As part of our ongoing research for means to identify HPHT-annealed diamonds, the East Coast laboratory recently analyzed 11 pink and four blue diamonds that had been subjected to this process (see figure, © GIA). These diamonds were submitted to the laboratory from Bellataire Diamonds, which is responsible for marketing GE POL diamonds in the United States.

The diamonds weighed 0.75 to 14.93 ct. The pink diamonds showed a wide range of color saturation, from the equivalent of Faint to Fancy Deep; the blue diamonds ranged from the equivalent of Very Light to Fancy Intense. The clarity grades ranged from IF to VS2 and from VVS1 to VVS2  for the pink and blue diamonds, respectively. The pink diamonds were type IIa, based on their mid-infrared spectra and their transparency to short-wave UV radiation. The blue diamonds were type IIb; that is, they showed both electrical semi-conductivity and characteristic boron features in the mid-infrared. According to Chuck Meyer, managing director of Bellataire Diamonds, the pink and blue diamonds represent a very small fraction of the overall GE POL production. Because of the rarity of the starting material that can generate these colors, he does not expect them to be readily available commercial items.
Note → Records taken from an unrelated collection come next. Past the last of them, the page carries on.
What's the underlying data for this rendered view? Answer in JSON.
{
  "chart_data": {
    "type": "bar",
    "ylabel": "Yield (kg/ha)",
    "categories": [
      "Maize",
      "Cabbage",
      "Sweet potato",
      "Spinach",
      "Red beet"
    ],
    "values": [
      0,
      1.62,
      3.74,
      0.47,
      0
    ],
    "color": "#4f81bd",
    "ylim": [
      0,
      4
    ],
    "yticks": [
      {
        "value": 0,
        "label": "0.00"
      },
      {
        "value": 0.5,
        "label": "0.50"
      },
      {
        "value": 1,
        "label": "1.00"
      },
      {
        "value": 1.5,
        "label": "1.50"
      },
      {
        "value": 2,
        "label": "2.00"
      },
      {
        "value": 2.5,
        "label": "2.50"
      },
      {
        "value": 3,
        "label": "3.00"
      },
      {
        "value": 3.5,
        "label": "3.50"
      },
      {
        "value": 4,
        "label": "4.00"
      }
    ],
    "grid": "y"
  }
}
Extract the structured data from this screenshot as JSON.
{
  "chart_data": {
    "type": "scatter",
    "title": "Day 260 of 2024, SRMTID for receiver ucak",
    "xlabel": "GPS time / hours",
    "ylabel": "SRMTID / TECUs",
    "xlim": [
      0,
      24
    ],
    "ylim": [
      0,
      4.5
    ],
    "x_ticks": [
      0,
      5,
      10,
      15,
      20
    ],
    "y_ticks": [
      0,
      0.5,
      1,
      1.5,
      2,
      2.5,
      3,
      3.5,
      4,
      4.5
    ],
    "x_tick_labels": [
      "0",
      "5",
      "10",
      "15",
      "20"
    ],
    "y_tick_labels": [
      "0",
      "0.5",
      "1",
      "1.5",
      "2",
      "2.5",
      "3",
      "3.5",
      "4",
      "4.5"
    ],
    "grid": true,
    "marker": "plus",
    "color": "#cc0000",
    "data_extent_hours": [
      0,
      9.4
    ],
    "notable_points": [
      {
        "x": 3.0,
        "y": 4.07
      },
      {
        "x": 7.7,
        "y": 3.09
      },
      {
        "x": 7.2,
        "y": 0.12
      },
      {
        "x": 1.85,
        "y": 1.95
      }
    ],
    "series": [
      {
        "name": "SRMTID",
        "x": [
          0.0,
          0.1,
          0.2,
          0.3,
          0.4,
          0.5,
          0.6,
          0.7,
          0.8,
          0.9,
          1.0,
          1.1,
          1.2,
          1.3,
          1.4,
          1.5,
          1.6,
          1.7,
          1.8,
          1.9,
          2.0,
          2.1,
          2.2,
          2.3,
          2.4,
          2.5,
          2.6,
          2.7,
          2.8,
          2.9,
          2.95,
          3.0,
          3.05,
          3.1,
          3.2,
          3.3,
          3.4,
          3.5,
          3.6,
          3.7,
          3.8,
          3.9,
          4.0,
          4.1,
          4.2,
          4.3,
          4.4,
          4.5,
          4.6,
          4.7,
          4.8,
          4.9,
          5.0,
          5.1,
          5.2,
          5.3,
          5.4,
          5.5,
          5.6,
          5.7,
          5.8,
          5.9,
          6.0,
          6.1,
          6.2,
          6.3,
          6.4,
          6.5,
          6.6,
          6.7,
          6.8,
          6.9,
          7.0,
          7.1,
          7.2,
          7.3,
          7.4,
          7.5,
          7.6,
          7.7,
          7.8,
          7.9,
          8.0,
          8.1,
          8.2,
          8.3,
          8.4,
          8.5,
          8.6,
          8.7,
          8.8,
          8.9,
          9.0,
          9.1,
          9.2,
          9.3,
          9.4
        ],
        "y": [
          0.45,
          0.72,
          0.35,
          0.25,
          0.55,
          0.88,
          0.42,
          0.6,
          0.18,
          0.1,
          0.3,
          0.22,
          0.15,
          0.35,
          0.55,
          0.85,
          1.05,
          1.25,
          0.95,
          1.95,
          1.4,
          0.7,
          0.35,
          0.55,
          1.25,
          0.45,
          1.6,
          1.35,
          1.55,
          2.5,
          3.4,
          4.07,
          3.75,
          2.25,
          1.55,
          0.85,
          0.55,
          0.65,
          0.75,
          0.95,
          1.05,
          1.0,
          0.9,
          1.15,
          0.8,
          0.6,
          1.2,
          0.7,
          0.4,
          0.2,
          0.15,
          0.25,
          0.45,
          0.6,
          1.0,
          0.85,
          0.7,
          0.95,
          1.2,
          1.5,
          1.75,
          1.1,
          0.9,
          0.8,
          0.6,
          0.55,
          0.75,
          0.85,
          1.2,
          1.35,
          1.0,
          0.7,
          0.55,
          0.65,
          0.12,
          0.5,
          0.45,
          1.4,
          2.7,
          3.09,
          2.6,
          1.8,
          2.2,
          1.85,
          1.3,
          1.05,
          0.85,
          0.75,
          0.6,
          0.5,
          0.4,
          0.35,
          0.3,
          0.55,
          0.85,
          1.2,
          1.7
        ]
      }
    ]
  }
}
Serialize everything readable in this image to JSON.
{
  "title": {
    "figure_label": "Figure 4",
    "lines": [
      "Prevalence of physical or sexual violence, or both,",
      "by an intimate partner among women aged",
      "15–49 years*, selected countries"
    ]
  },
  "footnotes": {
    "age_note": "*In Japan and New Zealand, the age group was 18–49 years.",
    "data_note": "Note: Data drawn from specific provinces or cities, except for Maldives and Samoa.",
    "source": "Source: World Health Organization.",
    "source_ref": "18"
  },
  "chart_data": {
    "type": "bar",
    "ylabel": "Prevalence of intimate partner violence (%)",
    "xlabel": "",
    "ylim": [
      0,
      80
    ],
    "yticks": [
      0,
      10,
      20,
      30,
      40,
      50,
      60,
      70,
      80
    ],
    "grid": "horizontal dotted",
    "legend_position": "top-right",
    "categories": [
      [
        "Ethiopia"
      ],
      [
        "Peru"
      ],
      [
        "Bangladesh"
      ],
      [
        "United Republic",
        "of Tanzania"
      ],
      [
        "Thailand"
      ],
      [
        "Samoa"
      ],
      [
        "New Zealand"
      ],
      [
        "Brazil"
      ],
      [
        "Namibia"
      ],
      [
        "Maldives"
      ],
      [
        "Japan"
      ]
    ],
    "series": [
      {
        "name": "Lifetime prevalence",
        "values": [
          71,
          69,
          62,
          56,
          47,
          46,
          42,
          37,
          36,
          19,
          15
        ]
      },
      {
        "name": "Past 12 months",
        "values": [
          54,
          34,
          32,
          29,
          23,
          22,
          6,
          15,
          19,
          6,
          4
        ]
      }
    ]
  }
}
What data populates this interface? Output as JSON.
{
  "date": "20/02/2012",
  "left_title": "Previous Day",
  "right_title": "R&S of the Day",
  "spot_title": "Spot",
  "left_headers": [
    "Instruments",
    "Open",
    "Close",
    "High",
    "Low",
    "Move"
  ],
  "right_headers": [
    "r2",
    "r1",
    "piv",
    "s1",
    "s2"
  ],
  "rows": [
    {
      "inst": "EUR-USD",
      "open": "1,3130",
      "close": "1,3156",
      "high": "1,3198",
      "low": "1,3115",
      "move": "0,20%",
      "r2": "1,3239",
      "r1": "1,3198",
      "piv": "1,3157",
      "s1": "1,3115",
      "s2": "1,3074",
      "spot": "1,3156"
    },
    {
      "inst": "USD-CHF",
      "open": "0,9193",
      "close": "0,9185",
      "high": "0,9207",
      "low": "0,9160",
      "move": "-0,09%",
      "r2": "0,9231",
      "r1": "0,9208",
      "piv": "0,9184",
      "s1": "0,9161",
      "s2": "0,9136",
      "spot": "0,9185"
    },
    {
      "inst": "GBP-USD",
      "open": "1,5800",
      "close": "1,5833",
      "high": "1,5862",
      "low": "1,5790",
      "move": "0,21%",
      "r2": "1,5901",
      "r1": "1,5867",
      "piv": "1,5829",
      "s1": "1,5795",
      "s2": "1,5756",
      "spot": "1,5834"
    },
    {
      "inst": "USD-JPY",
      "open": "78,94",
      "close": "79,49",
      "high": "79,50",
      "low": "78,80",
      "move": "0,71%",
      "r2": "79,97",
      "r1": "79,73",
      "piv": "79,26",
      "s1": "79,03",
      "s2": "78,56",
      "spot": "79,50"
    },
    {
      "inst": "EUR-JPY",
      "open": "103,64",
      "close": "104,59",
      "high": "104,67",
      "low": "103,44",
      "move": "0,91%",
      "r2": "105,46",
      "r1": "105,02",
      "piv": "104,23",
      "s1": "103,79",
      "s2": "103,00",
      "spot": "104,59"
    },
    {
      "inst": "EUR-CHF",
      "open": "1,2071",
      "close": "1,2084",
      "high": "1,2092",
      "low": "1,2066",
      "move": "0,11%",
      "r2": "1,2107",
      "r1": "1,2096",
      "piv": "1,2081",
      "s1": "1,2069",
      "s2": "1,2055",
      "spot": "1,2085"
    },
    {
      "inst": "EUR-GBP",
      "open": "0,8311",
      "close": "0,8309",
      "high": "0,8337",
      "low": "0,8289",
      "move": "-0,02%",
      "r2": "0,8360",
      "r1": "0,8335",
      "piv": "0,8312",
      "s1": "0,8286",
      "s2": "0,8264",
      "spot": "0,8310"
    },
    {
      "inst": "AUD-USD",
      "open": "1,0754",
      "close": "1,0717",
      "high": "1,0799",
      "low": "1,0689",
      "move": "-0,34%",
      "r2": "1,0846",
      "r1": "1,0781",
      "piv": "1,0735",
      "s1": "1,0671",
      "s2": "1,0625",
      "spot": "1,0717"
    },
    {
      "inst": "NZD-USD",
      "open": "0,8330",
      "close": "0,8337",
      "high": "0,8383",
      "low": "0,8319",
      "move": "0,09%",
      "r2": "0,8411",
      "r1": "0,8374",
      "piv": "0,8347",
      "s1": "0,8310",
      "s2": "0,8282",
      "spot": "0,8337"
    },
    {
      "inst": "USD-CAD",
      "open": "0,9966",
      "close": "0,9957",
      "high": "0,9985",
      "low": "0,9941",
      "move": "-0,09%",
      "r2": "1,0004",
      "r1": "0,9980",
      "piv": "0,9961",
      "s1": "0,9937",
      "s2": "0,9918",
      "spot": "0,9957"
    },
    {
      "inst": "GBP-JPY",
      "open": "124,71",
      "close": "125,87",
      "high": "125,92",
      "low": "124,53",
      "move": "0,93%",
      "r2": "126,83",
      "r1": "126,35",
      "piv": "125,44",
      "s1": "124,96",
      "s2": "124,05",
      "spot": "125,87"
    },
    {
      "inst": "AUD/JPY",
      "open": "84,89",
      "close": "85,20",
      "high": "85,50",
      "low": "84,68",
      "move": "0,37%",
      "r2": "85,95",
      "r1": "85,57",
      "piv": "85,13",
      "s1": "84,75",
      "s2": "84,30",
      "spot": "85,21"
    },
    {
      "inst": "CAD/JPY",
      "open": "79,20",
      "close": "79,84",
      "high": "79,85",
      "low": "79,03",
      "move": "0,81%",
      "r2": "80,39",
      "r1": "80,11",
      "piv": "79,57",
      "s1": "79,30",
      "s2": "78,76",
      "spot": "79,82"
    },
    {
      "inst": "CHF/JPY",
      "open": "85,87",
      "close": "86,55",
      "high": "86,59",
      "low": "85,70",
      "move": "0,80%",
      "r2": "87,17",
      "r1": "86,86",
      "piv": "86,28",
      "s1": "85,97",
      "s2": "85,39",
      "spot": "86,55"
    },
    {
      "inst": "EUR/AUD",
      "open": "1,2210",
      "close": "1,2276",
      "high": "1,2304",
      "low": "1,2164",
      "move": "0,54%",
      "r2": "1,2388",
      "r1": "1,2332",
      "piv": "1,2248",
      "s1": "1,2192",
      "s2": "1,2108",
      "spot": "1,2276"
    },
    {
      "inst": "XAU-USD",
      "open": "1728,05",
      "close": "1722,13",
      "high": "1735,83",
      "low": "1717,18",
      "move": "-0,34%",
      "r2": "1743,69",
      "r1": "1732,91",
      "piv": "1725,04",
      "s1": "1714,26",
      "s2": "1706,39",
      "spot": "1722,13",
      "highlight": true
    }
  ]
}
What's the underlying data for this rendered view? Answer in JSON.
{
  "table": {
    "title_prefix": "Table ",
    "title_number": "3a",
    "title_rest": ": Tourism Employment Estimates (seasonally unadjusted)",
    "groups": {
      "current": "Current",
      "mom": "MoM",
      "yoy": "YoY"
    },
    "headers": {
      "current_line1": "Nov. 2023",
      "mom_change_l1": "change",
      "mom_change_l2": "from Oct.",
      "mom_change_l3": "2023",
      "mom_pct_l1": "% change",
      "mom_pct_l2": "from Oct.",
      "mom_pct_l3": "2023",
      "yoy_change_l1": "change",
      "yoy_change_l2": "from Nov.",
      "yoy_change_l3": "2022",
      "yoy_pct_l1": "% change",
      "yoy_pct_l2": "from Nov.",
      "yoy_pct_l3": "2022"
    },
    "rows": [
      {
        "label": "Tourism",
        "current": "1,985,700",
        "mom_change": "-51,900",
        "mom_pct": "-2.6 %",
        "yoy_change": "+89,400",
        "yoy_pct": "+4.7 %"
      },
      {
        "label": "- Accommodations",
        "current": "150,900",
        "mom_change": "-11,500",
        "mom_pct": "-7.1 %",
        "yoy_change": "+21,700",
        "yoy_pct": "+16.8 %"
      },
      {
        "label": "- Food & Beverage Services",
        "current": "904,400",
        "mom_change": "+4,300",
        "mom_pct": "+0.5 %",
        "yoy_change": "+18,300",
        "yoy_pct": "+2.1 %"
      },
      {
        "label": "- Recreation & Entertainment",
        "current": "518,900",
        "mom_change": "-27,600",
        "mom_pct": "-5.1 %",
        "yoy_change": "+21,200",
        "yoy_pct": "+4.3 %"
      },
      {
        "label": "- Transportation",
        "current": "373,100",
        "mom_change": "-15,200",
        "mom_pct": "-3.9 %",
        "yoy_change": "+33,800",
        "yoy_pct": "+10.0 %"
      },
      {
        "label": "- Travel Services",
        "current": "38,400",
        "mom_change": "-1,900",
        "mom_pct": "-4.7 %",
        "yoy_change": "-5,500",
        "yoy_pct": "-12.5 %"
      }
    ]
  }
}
Gemologically, these HPHT-annealed diamonds show properties that are commonly observed in natural-color type IIa pink and type IIb blue diamonds, particularly the details of color zoning, and reactions to long-wave and short-wave UV. We would expect the same types of alteration of inclusions to occur as were previously reported for HPHT-annealed near-colorless type IIa diamonds (T. Moses et al., “Observations on GE-processed diamonds,” Fall 1999 Gems & Gemology, pp. 14–22), but these 15 diamonds did not show any diagnostic inclusions. Using a Raman unit, we obtained photoluminescence (PL) spectra on these HPHT-annealed pink and blue diamonds, which we compared to PL spectra for more than 100 natural-color pink and blue diamonds. It appears that some of the identification criteria proposed by D. Fisher and R. A. Spits (”Spectroscopic evidence of GE POL HPHT-treated natural type IIa diamonds,” Spring 2000 Gems & Gemology, pp. 42–49) to differentiate D-to-Z range GE POL diamonds from natural type IIa diamonds may be applicable in the identification of the HPHT-annealed pink diamonds. We are using this spectroscopic method and other techniques to investigate possible identification criteria for both the pink and blue diamonds.